After years of saving, Jordyn Carias and her partner purchased a home for the first time last month. To find a place that didn’t break the bank, she said, they had to go smaller. “We had a lot of things we wanted in our first home, but after looking at the price range, we had to reassess,” Carias, a graphic designer who lives in Muscatine, Iowa, said.

Compared to other countries, America is known for bigger cars, portions and take-out coffee cup sizes. For most of recent history, Americans have also wanted bigger homes — but now that’s changing. For most of the last half-century, new single-family homes kept growing.

In 1973, the median size of completed single-family homes was 1,525 square feet, according to US Census data.
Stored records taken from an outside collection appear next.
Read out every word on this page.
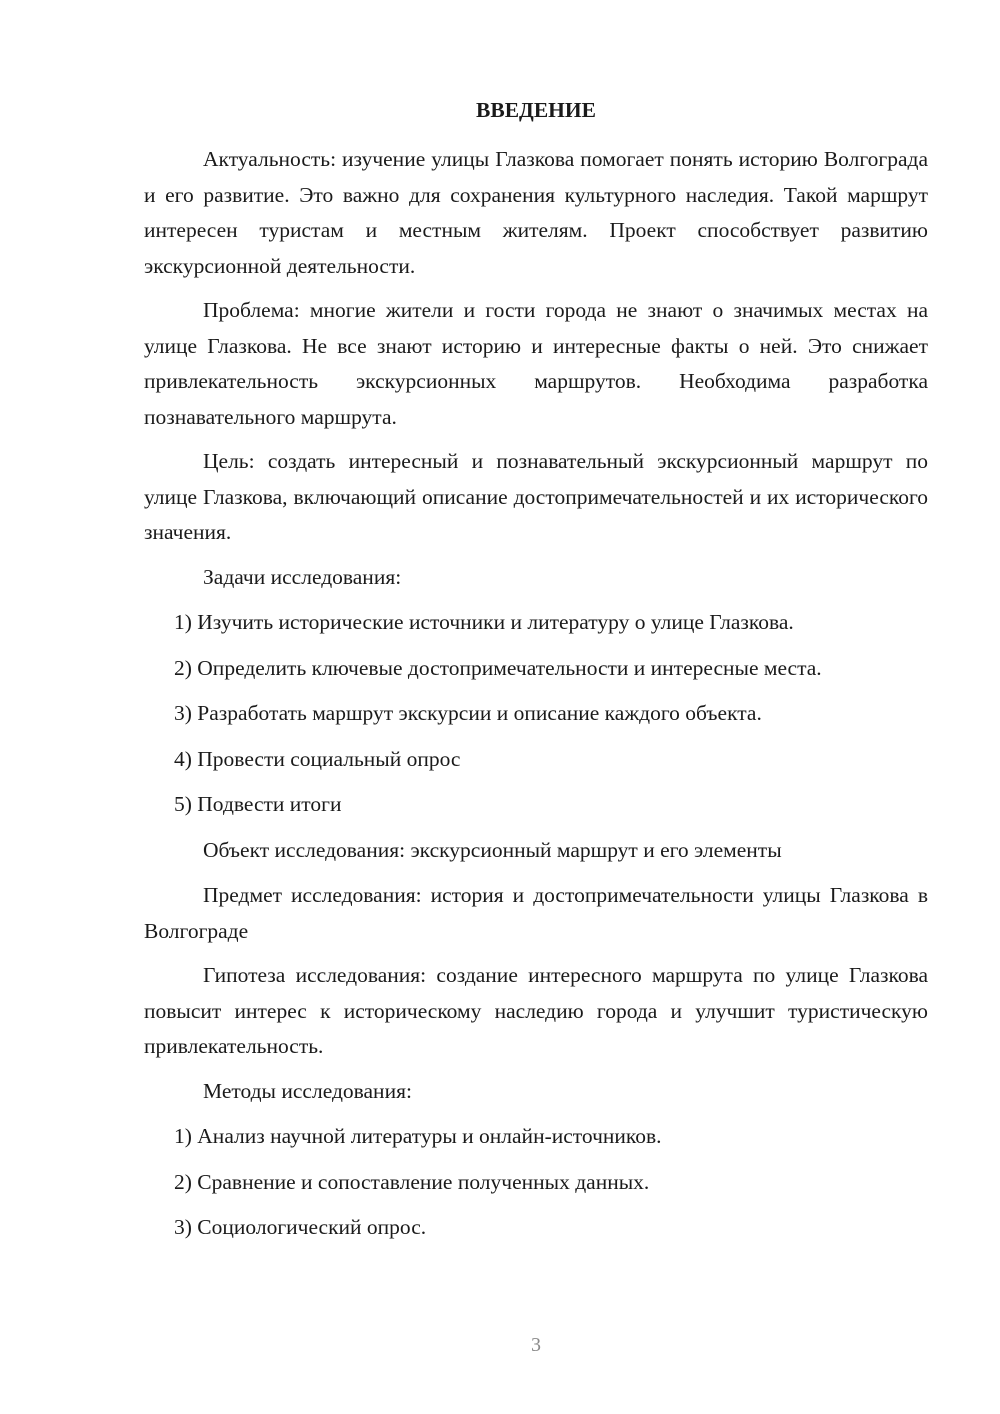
ВВЕДЕНИЕ

Актуальность: изучение улицы Глазкова помогает понять историю Волгограда и его развитие. Это важно для сохранения культурного наследия. Такой маршрут интересен туристам и местным жителям. Проект способствует развитию экскурсионной деятельности.

Проблема: многие жители и гости города не знают о значимых местах на улице Глазкова. Не все знают историю и интересные факты о ней. Это снижает привлекательность экскурсионных маршрутов. Необходима разработка познавательного маршрута.

Цель: создать интересный и познавательный экскурсионный маршрут по улице Глазкова, включающий описание достопримечательностей и их исторического значения.

Задачи исследования:

1) Изучить исторические источники и литературу о улице Глазкова.

2) Определить ключевые достопримечательности и интересные места.

3) Разработать маршрут экскурсии и описание каждого объекта.

4) Провести социальный опрос

5) Подвести итоги

Объект исследования: экскурсионный маршрут и его элементы

Предмет исследования: история и достопримечательности улицы Глазкова в Волгограде

Гипотеза исследования: создание интересного маршрута по улице Глазкова повысит интерес к историческому наследию города и улучшит туристическую привлекательность.

Методы исследования:

1) Анализ научной литературы и онлайн-источников.

2) Сравнение и сопоставление полученных данных.

3) Социологический опрос.

3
By 2015, that number had ballooned to 2,467 square feet. But as the cost of buying a home has exploded and McMansions have fallen out of favor, homebuilders have reversed course, building smaller homes with an eye to first-time buyers.

In 2023, the median single-family home built was 2,233 square feet, down 9% from the 2015 peak, with many formal dining rooms and “bonus” rooms disappearing. Carias and her partner ultimately settled on a roughly 920-square-foot home. To maximize space, they decided to use the basement as their primary bedroom.

“The broader trend in larger homes had been driven by what consumers wanted and demanded,” said Alan Ratner, a homebuilder analyst at Zelman & Associates. “More recently, we’ve started to see th.